Teaching a generation to listen

Teaching a generation to listen

In 1996, my wife and I were planning to move the family to Israel for a few years and started priming our kids by playing Hebrew-language videos. One afternoon I was up in bed with a migraine, but could hear the soundtrack of one of the videos through the floorboards. It was a Hebrew alphabet song — infectious, repetitious, and about as soothing to a migraineur as a dentist’s drill.

But I’ll tell you this: I learned the Hebrew alphabet. I’d been taking Hebrew lessons for a few years at that point but never bothered to memorize the alef-bet.
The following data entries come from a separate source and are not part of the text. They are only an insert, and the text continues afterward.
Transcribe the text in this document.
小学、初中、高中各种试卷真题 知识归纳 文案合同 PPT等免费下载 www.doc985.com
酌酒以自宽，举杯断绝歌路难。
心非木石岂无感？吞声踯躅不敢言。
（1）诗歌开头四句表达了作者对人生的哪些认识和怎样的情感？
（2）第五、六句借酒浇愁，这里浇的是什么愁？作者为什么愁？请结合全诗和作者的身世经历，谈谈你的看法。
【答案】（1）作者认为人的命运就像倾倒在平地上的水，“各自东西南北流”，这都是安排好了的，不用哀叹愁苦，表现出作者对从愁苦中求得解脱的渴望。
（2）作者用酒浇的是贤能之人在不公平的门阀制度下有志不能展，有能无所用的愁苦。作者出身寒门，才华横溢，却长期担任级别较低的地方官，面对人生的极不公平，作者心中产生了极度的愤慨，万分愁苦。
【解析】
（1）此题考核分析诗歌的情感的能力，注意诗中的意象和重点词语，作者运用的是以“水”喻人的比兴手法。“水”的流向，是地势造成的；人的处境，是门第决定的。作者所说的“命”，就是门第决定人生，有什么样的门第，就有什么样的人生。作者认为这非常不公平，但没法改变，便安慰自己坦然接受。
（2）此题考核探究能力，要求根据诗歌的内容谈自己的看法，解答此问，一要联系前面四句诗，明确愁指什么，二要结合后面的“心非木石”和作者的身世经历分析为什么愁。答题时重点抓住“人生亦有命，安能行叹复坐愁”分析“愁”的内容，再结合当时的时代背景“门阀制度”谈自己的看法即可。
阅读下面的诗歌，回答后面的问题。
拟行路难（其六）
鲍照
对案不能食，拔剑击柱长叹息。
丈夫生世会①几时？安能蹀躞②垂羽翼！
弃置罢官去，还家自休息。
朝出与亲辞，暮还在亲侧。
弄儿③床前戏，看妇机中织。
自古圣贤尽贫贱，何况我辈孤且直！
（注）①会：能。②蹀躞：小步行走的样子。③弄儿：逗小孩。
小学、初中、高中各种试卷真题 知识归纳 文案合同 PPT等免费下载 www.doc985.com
Even today, I have to start singing if I want to know what comes after mem.

It was only this week that I learned the song was written by Debbie Friedman, the seminal Jewish folk singer and liturgist who died Sunday at age 59. The story is typical of my relationship with her music and the trends she embodied: Even though I have resisted and sometimes ignored them, they’ve managed to transform me along with the rest of the Jewish world.

I’m the opposite of “happy-clappy,” which is how some of Friedman’s detractors described her folksy, sometimes New Agey music and spirituality. I enjoy synagogue, but the fewer emotional demands it puts on me the better. When I belonged to a havura, I made a beeline for the exit whenever it looked like the congregation was about to hold hands. My Judaism is cerebral, sober, and analytical. If I wanted to cry, I’d go see Toy Story 3 again.

Friedman led a revolution against my brand of synagogue-going. Like Rabbi Shlomo Carlebach, another Jewish cultural force, she brought the sounds and sensibilities of the 1960s to the staid American synagogue service. Her generation of baby boomers launched the havura movement, published The Jewish Catalogue, transformed Jewish studies. The unifying theory was that the only way to preserve a tradition was to reinvent it, lest it become stale and irrelevant.

(By the way, I’m younger than those folks. My crabbiness is genetic, not generational.)

Friedman caught two other major waves of the 1960s and ’70s: feminism and healing. As the non-Orthodox movements fully embraced egalitarianism (and even Modern Orthodox women were pushing boundaries), Friedman wrote the soundtrack for the new Jewish feminism. Her “Miriam’s Song” (“And the women dancing with their timbrels / Followed Miriam as she sang her song”) reinstated the biblical heroine as a women’s role model. It has become a standard around seder tables and women’s Rosh Hodesh celebrations.

But look closely at the lyrics: There isn’t a word or idea that can’t be found in classic Jewish text. Friedman’s music found a place in the synagogue because it was part of the tradition, not an assault on it.

And in her work on healing, she added some new traditions. Prayers for healing are always said in synagogue, but there is a difference between saying a prayer and setting it to a melody that fires the neurons that trigger an emotional response. Her setting for the Mi Shebeirach prayer unleashes the power of the original Hebrew, the way a startling recipe enhances the original ingredients.

And that’s me, Mr. Warmth, saying that. Whenever I am in a synagogue where the song is sung, I see what it does to worshipers, especially those who are praying for a loved one or are ill themselves. Such reactions offered me new possibilities for what a synagogue service can, and should, offer.

I’ve seen new possibilities in other settings as well, even when I started out resistant. I sing in a Jewish a cappella choir, and we do a few Debbie Friedman songs. On first hearing, some of these songs strike me as corny and overly literal, in the way of cloying Christian pop music. But context is everything. Her song “L’chi Lach,” a gender-bending version of God’s original charge to Abraham, includes the lyric “And you shall be a blessing” repeated over and over. Try singing that at your daughter’s bat mitzva without choking up, and you’ll understand Friedman’s gift.

I also saw Friedman unleash this power on a roomful of possibly the least spiritually inclined Jews in the world. This was at the annual General Assembly of the Jewish federation movement, in Boston, in 1995. Back then, “happy-clappy” wasn’t exactly how you described your typical “lay leader.” But Friedman’s session at the GA, where she sang “Mi Shebeirach” just days after the Rabin assassination, was a watershed. Teary-eyed fund-raisers were reminded that talk of “income streams” and “capacity-building” is empty if it is not drawing from wells of emotion that motivate Jews to connect to one another and their traditions.

This is hardly a new idea. Ivdu et Hashem b’simha, reads Psalm 100, Bo’u l’fanav birnana: Serve God with happiness, come before God with joy. Friedman took her place in the long line of people who knew this. She was an essential link between the cantors who inspired past generations and the accountants and cardiologists who are called up to lead prayers because they have the kinds of voices that can get folks like — well, like me — to put down their books, snap out of their daydreams, and really listen.